Als die Industrie zur zweiten Natur Amerikas wurde, war Charles Sheeler hellwach zur Stelle. 1927 erhielt der Fotograf, Filmema­cher und Maler den Auftrag, die nagelneue River Rouge Fabrik von Auto-Zar Henry Ford nahe Detroit zu dokumentieren.

Ungestüme Wirtschaftskraft, werdende Supermacht

Das nach Fotos entstandene Öl-Bild „American Landscape“ ist in seiner Doppelbödigkeit bis heute unerreicht. Es zeigt die ganze ungestüme Wirtschaftskraft in Cinemascope. Allein der Mensch, ohne den alle Räder still stehen, bleibt unsichtbar. Sheelers stilles Zeugnis vom Aufstieg einer werdenden Supermacht hat in einer jetzt im New Yorker Museum of Modern Art (MoMA) eröffneten Schau nicht ohne Grund ei­nen hervorgehobenen Platz.

Die Kuratorinnen Kathy Curry und Esther Adler wollen, wie sie vor Journalisten sagten, anhand von 150 teils bekannten, teils raren Exponaten „moderne amerikanische Kunst gewissermaßen als Geschichtsbuch zwischen Industriezeitalter und Landleben zeigen“. Der Titel „American Modern: Hopper to O‘Keeffe“.

Wer die Ausstellungssäle betritt, trifft zunächst auf, nun ja, Alfred Hitchcock. Das „Haus an der Eisenbahn“, gemalt 1925 vom Ästheten der Einsamkeit, Edward Hopper, diente dem Regisseur als Vorlage für die Schlüsselszenerie in „Psycho“. Das Kunstwerk war das erste Gemälde, das das Museum of Modern Art vor über 80 Jahren kaufte, um einen Grundstock zu legen. Es ist das Bindeglied einer sehenswerten Ausstellung, die verknüpft, was Künstler in der ersten Hälfte des 20. Jahrhunderts in Amerika gesehen und erlebt haben: bröckelndes Leben im Amerika der Felder und Wälder, den Zug der Massen in die Städte und die Überwältigung des Menschen durch die Technik.

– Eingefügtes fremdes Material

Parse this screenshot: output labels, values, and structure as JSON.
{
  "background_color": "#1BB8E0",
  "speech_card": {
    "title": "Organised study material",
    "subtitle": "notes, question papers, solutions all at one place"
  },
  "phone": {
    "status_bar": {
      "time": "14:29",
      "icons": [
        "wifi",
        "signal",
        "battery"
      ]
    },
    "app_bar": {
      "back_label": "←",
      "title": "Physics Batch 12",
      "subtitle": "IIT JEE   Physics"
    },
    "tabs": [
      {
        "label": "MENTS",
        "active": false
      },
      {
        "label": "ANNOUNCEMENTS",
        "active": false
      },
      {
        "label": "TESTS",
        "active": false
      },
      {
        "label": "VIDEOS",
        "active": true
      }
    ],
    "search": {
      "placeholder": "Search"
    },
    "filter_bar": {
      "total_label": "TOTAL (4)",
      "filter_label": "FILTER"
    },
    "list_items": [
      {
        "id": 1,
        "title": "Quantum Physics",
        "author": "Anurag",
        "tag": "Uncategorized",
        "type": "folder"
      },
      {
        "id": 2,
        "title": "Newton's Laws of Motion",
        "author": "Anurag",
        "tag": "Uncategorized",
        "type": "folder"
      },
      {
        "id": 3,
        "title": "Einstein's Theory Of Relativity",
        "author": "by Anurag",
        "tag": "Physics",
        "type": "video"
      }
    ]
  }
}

Krüppel vor ungewisser Zukunft

Andrew Wyeths Klassiker „Christina‘s World“ zeigt eine junge Frau auf einer ockerfarbenen Wiese in Maine. Sie schaut zu einem etwas heruntergekommenen neuenglischen Holzhaus hinauf. Die stille Idylle hat Risse. Wer genau hinsieht, erkennt den Krüppel. Unfähig, sich der ungewissen Zukunft anzuschließen. Der Niedergang des Amerikas der Gründerväter. Und der Beginn des Maschinenzeitalters.

Kaum jemand hat die Technisierung des Alltags in den Städten präziser erfasst als der Architekturfotograf Alfred Stieglitz. Im MoMA glänzt der Ehemann der großen Georgia O‘Keeffe zur Abwechselung mit Fotografien von den Händen seiner Frau. Die wiederum ist mit Zeichnungen vertreten.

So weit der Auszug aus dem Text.